The platform unveiled a soft launch late Sunday, according to Reuters, with many users prompted to join a waitlist. Some who tried to sign up reported glitches when attempting to create an account, though such issues are common in early app releases.
Truth Social has been delayed several times. The full launch was first planned for Feb. 21, but that date has been pushed back to March 31. The app is a product of the Trump Media & Technology Group, led by former Rep. Devin Nunes, R-Calif. The company has planned to go public via a merger with the Digital World Acquisition Corp., a special purpose acquisition corporation, or SPAC, with a market cap of more than $3 billion. DWAC disclosed in December that two financial regulators had opened probes into communications with Trump’s firm prior to the deal announcement.
In December, DWAC and TMTG announced agreements to raise $1 billion from a group of investors.
But those funds would not become available until the merger closes. Shares of Digital World were up about 14% on Tuesday. Based on screenshots on the Truth Social’s app listing page, the platform’s design most closely resembles Twitter, one of the social media platforms that suspended Trump in the wake of the Jan. 6 riot at the U.S. Capitol.

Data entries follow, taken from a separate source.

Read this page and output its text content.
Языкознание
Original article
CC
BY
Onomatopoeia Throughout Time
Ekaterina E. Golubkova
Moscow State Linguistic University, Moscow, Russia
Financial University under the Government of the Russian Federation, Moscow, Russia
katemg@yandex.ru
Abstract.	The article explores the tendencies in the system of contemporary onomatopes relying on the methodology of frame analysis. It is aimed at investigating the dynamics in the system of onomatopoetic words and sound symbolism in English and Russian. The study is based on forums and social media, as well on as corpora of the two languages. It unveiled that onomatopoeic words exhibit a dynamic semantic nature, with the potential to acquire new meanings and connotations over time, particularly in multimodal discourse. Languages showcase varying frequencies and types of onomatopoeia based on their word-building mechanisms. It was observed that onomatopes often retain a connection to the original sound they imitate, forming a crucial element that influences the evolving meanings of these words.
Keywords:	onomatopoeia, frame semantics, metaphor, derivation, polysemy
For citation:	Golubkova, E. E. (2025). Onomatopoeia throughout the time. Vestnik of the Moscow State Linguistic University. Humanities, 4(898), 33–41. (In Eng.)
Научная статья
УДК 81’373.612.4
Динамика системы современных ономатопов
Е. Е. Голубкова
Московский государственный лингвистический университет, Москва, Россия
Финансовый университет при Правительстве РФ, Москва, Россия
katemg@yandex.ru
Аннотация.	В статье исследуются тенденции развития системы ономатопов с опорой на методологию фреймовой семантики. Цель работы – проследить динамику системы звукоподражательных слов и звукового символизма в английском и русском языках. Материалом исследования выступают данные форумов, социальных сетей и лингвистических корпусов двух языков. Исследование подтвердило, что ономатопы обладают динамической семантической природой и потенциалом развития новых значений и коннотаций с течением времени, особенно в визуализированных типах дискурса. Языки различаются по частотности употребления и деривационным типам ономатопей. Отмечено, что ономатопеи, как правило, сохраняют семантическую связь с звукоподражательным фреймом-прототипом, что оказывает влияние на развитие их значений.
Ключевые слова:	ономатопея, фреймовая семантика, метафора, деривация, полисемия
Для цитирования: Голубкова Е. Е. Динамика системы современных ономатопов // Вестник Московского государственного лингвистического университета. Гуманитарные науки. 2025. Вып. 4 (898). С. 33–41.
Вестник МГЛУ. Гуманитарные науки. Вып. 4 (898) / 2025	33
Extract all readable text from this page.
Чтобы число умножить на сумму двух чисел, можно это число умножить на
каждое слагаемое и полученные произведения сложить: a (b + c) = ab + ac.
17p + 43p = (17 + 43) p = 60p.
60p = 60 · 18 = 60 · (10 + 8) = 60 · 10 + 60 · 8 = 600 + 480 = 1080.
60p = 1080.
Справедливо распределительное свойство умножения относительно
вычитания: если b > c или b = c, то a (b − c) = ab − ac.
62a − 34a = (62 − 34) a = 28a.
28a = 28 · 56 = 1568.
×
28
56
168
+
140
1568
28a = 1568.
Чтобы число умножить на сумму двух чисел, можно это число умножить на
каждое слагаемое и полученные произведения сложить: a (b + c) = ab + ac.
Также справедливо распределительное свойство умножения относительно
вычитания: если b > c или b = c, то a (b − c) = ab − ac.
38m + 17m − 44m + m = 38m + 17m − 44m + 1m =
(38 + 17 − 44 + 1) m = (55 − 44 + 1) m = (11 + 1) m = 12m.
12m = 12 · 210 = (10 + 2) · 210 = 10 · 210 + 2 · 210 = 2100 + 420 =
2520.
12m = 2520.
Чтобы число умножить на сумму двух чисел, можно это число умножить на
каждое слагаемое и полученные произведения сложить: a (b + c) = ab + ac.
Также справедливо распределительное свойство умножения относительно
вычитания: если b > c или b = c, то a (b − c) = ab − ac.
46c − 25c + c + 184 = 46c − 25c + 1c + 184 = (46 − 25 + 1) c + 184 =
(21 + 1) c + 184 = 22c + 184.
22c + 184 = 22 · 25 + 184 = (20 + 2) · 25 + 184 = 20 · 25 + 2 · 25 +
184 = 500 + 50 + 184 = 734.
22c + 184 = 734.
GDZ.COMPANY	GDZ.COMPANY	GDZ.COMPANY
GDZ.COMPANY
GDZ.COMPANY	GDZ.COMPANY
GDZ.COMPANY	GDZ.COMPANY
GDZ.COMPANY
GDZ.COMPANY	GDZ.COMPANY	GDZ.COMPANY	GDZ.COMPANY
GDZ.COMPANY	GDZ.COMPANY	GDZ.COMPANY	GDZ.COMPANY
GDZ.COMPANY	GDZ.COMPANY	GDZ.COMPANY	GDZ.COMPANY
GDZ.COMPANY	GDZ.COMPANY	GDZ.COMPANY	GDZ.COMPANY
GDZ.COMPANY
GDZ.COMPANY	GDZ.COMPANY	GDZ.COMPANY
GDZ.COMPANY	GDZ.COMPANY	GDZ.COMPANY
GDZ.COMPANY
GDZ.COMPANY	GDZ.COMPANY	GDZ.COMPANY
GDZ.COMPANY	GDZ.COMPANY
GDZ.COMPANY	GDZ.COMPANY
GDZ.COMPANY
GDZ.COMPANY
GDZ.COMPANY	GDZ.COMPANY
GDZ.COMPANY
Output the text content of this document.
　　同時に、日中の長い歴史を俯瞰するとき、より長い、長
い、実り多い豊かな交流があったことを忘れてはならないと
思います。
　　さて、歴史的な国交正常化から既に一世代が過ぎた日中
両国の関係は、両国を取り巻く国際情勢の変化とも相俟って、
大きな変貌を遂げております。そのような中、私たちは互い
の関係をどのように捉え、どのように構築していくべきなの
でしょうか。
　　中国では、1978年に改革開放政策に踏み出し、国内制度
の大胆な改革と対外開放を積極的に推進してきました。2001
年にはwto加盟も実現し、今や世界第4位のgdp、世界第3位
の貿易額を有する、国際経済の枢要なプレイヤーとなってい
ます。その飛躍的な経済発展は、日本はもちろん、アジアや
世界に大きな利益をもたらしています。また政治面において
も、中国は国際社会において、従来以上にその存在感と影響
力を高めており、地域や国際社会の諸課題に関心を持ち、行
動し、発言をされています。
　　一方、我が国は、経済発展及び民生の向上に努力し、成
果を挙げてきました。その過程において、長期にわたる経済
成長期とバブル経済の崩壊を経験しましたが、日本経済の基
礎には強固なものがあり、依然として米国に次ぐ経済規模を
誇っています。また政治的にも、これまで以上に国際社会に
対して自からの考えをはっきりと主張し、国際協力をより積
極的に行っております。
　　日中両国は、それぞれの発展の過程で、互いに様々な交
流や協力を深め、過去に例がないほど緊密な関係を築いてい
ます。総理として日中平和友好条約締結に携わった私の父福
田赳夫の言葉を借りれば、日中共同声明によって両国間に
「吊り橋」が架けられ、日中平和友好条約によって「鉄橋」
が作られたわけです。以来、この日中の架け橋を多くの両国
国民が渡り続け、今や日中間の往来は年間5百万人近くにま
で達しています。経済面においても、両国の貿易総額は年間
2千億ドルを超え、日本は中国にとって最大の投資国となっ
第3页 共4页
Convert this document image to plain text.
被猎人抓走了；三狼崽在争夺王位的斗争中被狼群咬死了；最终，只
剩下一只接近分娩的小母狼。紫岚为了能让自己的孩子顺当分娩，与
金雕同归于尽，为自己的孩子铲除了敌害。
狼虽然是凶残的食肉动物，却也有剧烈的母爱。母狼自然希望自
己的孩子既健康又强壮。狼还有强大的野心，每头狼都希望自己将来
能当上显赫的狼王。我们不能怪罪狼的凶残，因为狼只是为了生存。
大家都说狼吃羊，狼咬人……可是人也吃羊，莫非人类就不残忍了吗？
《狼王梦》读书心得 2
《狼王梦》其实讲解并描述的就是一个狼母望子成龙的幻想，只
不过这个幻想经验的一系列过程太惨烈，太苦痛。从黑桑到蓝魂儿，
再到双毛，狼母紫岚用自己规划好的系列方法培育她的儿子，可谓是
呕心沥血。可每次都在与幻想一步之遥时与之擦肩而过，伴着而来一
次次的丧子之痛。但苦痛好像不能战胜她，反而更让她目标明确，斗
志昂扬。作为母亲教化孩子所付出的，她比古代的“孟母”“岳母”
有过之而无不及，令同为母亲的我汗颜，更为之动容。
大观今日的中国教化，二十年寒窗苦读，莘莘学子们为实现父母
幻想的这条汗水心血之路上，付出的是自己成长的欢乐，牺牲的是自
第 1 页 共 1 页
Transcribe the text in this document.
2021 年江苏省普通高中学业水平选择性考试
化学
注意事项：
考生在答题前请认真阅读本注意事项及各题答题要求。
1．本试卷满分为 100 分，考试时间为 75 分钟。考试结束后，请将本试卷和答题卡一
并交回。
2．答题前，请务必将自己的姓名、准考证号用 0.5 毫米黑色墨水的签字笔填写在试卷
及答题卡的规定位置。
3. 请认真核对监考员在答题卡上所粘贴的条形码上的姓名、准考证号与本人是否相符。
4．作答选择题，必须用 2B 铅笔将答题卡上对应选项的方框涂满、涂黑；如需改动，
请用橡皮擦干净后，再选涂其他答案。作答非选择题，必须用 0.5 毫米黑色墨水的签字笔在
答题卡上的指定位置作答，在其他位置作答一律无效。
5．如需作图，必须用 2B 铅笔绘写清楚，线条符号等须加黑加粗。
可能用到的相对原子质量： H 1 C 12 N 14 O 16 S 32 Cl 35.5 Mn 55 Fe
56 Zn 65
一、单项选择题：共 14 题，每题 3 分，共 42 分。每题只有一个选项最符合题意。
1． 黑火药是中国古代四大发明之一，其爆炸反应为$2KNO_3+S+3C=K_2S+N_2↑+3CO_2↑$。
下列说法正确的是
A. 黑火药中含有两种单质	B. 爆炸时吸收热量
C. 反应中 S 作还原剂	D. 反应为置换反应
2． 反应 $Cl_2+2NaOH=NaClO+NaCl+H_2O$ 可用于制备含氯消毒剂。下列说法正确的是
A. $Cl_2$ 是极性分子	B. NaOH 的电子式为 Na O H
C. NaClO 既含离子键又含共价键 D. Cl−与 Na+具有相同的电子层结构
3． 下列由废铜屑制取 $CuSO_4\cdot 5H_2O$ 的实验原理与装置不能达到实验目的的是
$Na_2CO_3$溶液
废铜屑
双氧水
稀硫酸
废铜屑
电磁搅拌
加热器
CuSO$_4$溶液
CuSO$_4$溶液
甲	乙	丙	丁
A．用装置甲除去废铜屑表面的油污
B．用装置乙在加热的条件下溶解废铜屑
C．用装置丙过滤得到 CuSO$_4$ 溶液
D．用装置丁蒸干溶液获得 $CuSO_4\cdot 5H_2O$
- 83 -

The platform aims to distinguish itself through its content moderation philosophy, with the website calling it “America’s ‘Big Tent’ social media platform that encourages an open, free, and honest global conversation without discriminating against political ideology.” Even so, Nunes previously told Fox Business the company will have content moderation to ensure it remains a “family-friendly” space.
Facebook and Twitter refuted claims that they discriminated against conservatives and their content.
Trump and his supporters railed against mainstream social media platforms such as Twitter and Facebook while he was in office, claiming the platforms discriminated against conservatives in their content moderation practices. Those platforms have denied those claims, and while on occasion they’ve acknowledged mistakes that were later reversed, say their moderators simply try to enforce their public community guidelines.
Trump’s suspension from both platforms toward the end of his term in office reinvigorated his supporters against the platforms. Several new or less popular social media apps that promised a more hands-off approach to content moderation, such as Getty, Parler and Gab, saw increased attention in the wake of Jan. 6.
A lenient approach to content moderation could present tricky questions for app distributors such as Apple and Google, as they did when users flocked to Parler in the wake of the Capitol riot, calling for violence.